Sidonie Gabrielle Colette et Jean Cocteau, c. 1950 (Archives Charmet)

J’adore la regarder regarder le monde depuis sa fenêtre qui donne sur les jardins du Palais-Royal, provinciale au cœur de la capitale, c’est tout un petit monde familier de proches et d’amis en contrebas. C’est elle qui le dit, le Palais-Royal est une toute petite ville de province dans Paris. Tout le monde s’y connaît et s’y parle. Paris de sa fenêtre prend une autre couleur, je trouve. Et ce n’est pas Jean Cocteau qui me contredira.

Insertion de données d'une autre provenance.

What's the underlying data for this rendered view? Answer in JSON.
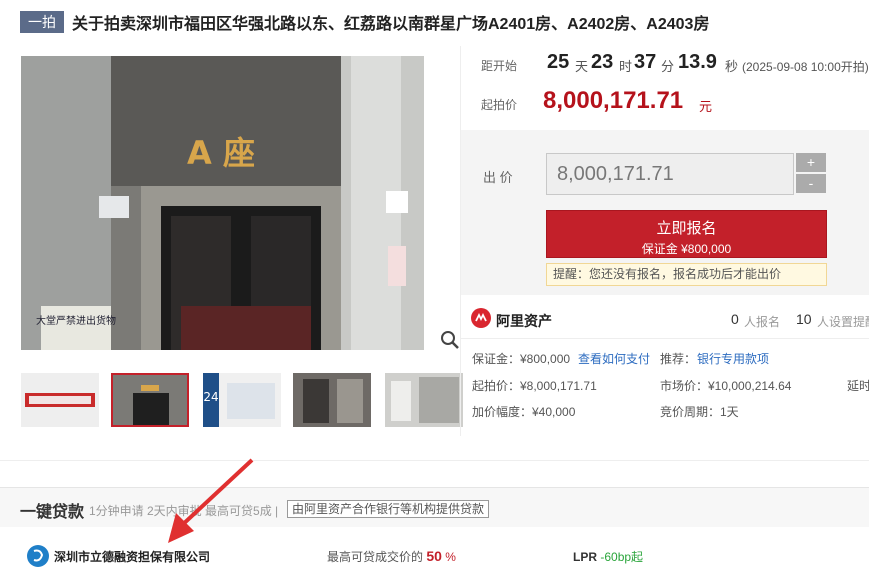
{
  "title": {
    "badge": "一拍",
    "text": "关于拍卖深圳市福田区华强北路以东、红荔路以南群星广场A2401房、A2402房、A2403房"
  },
  "photo": {
    "sign_text": "A 座",
    "banner_text": "大堂严禁进出货物"
  },
  "countdown": {
    "label": "距开始",
    "days": "25",
    "days_unit": "天",
    "hours": "23",
    "hours_unit": "时",
    "minutes": "37",
    "minutes_unit": "分",
    "seconds": "13.9",
    "seconds_unit": "秒",
    "start_time": "(2025-09-08 10:00开拍)"
  },
  "start_price": {
    "label": "起拍价",
    "value": "8,000,171.71",
    "unit": "元"
  },
  "bid": {
    "label": "出 价",
    "input_value": "8,000,171.71",
    "plus": "+",
    "minus": "-",
    "signup_label": "立即报名",
    "deposit_label": "保证金 ¥800,000",
    "tip": "提醒：您还没有报名，报名成功后才能出价"
  },
  "platform": {
    "name": "阿里资产",
    "signup_count": "0",
    "signup_label": "人报名",
    "reminder_count": "10",
    "reminder_label": "人设置提醒"
  },
  "info": {
    "deposit": "保证金：¥800,000",
    "deposit_link": "查看如何支付",
    "recommend_label": "推荐：",
    "recommend_link": "银行专用款项",
    "start_price": "起拍价：¥8,000,171.71",
    "market_price": "市场价：¥10,000,214.64",
    "delay": "延时",
    "increment": "加价幅度：¥40,000",
    "cycle": "竞价周期：1天"
  },
  "loan": {
    "title": "一键贷款",
    "subtitle": "1分钟申请 2天内审批 最高可贷5成 |",
    "tag": "由阿里资产合作银行等机构提供贷款",
    "lender": "深圳市立德融资担保有限公司",
    "max_label": "最高可贷成交价的",
    "max_value": "50",
    "max_unit": "%",
    "lpr_label": "LPR",
    "lpr_value": "-60bp起"
  },
  "colors": {
    "accent": "#c3202a",
    "price": "#b5121b",
    "link": "#2d6cc0"
  }
}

J’arrive au 9 rue de Beaujolais. J’y déjeune avec Colette et son cher Jean. Avec Jean et sa chère Colette. Nous y goûterons des plats simples et savoureux, de ceux qui ont leur préférence à tous deux. La mousse au jambon, aérienne, suave, un appareil à soufflé en réalité, c’est un mets d’une grande légèreté à base d’ingrédients à la portée de toutes les bourses. Et en dessert la fameuse flognarde des privations de la guerre, que Colette a popularisée auprès des femmes pour faire face aux pénuries. Il faut trois fois rien : farine, œuf, lait, pommes, un rien de sucre pour caraméliser cette grosse crêpe roborative mais irrésistible. Cette petite couche de sucre croustillante, nous en raffolons tous les trois. On est certes loin du Grand Véfour ou du menu Goncourt de chez Drouant, du homard de l’une et du turbot de l’autre, mais il y a un temps pour la haute gastronomie et un temps pour la cuisine paysanne. Souvenir d’enfance, recette de tresse chapardeuse – sa couleuvre de cheveux – au verger ou flânerie gourmande de vigneronne de la Treille-Muscate, le repas s’accompagne d’un bon vin, de Bourgogne bien sûr. Aujourd’hui Colette me baptise au Nuits-Saint-Georges, une première ! Tu penses, je n’ai pas les moyen de me payer un tel cru, moi. Mais elle connaît tellement de monde partout, et tant de bons vignerons. Jean ne se contentera d’eau minérale aujourd’hui, il ne laissera pas sa part au chat (de son amie). Plus tard dans la soirée, il nous préparera un cocktail au pifomètre, qu’il accompagnera d’un cigare, une esquisse au trait, un portrait minute de Colette à mes côtés pour nous immortaliser. Je me regarderai alors comme une autre elle, plus étroite, discrète, je tiendrais dans son mouchoir.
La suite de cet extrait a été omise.